Drawn by George McManus, this strip followed the marital battles of newly wealthy Irish immigrants: The wife, Maggie, often lost patience with her floozy-chasing, former hod-carrying husband, Jiggs, and beaned him with the rolling pin.
Roane sympathized with Maggie. He'd made her some new rolling pins.
The Aug. 27 Democrat carried news that a human calculator resided in Fayetteville. And he was a well-known businessman.
Marshall Douglas (1881-1936), president of the Washington County Hardware Co., at about age 10 rejected standard instructions for arithmetic and instead developed his own mental method — which sounds a lot like the approach lucky kids learn in school today.
He could add or multiply with lightning speed.
To illustrate, a friend asked him to add: 12; 333; 5,444; 121; 875; 459; 3,346; 447; 623; 513; 754; 1,236; 864; 443; 2,360; 885; 444; 132; 624; 489; 746; 143; 578; 854; and 386.
Quickly he replied, 23,111.
[Gallery not showing? Click here to see photos: arkansasonline.com/829old/]
"It's very simple," Douglas told a reporter. "It is practice and attention. Totals do not come to me subconsciously. I add the figures as I hear them, and I see them mentally.
"I do not begin at the right hand of the figures to add or multiply, as mathematicians do. I begin at the left. For instance, if you asked me how much is 37 times 520, I would tell you 19,240, but I wouldn't get my total by your laborious method. You would say: 'Thirty-seven times 0 is 0; thirty-seven times 2 is 74, with 7 to carry; thirty-seven times 5 is 185 and plus 7 is 192, making 19,240. That takes a long time. I get the same figures by multiplying from the left. It is very simple."

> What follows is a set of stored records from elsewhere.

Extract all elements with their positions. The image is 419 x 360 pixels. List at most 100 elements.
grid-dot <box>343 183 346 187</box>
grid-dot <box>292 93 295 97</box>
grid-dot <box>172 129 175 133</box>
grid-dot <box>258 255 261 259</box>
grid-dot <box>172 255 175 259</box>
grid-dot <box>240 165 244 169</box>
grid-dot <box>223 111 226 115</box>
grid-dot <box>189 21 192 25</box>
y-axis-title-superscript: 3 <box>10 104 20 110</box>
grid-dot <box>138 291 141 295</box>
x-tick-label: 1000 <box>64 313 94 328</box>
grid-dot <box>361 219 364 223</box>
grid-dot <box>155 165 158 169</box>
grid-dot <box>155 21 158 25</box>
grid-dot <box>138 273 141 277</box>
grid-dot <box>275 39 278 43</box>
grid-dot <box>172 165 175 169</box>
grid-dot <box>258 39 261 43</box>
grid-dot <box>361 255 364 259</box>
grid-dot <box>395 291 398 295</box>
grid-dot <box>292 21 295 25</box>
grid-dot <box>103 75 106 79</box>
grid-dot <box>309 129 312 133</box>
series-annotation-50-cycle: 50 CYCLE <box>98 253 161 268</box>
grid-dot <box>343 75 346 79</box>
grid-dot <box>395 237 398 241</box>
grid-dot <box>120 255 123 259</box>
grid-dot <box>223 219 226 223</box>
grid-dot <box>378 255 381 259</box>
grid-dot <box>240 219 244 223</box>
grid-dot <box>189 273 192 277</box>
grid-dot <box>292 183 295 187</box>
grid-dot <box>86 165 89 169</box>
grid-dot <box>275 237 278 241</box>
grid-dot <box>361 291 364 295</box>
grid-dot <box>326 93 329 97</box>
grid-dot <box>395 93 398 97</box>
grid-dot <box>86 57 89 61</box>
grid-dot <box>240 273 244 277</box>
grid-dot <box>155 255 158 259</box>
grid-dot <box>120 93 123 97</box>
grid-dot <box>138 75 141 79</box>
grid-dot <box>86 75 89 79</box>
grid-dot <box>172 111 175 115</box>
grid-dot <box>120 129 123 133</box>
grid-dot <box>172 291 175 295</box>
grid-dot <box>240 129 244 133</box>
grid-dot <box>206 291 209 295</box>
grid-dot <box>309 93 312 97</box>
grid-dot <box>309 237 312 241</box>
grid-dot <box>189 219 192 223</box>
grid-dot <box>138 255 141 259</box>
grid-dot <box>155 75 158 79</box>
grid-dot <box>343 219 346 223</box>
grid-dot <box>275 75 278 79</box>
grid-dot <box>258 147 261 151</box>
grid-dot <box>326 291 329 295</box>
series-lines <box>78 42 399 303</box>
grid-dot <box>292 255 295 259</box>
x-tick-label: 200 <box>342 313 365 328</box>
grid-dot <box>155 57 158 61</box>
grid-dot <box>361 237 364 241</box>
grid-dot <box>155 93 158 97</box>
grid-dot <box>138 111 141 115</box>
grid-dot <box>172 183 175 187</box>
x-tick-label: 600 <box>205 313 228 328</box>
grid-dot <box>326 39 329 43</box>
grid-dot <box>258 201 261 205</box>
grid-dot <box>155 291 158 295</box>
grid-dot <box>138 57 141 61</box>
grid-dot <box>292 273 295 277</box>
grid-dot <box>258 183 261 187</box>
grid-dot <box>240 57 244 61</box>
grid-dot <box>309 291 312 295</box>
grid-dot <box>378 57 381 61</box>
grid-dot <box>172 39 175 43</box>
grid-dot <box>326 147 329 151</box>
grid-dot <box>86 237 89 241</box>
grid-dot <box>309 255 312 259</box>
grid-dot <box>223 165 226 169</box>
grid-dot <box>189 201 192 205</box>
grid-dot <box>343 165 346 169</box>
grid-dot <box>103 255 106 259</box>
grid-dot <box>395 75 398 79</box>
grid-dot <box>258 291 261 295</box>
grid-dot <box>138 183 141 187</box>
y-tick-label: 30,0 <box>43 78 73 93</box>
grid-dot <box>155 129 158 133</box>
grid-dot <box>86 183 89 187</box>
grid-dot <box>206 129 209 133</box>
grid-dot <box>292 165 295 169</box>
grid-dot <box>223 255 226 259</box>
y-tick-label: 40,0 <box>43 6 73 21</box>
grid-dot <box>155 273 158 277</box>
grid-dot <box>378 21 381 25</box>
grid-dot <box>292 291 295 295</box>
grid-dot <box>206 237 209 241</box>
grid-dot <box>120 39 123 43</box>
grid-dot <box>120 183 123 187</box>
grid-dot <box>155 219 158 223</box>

"Very simple," said the listener. "How much is 6 times 3,120?" Douglas replied: "18,720."
Look this man up in old newspapers from Arkansas and Oklahoma and you'll learn that he and partners took their business public in the two states, selling stock as the Benton County Hardware Co. He later became a bank president and a tax commissioner in Oklahoma. He died in Muskogee at 54, run over by a car while crossing the street.
SUBTRACT IT UP
A few years before 1922 in Pangburn, one Jake Pierce had married a widow with several children. The Aug. 30, 1922, Democrat reported that, recently, Pierce's father, a widower, married one of the daughters of Jake's wife.
Pierce's father thus became his son-in-law. Jake Pierce was his father's father-in-law.
Stories like these make newspapers great fun. Speaking of human interest, a Gazette house ad published that same week 100 years ago reported that there were 286 newspapers and periodicals in Arkansas in 1921. Thirty-nine (39) were daily newspapers.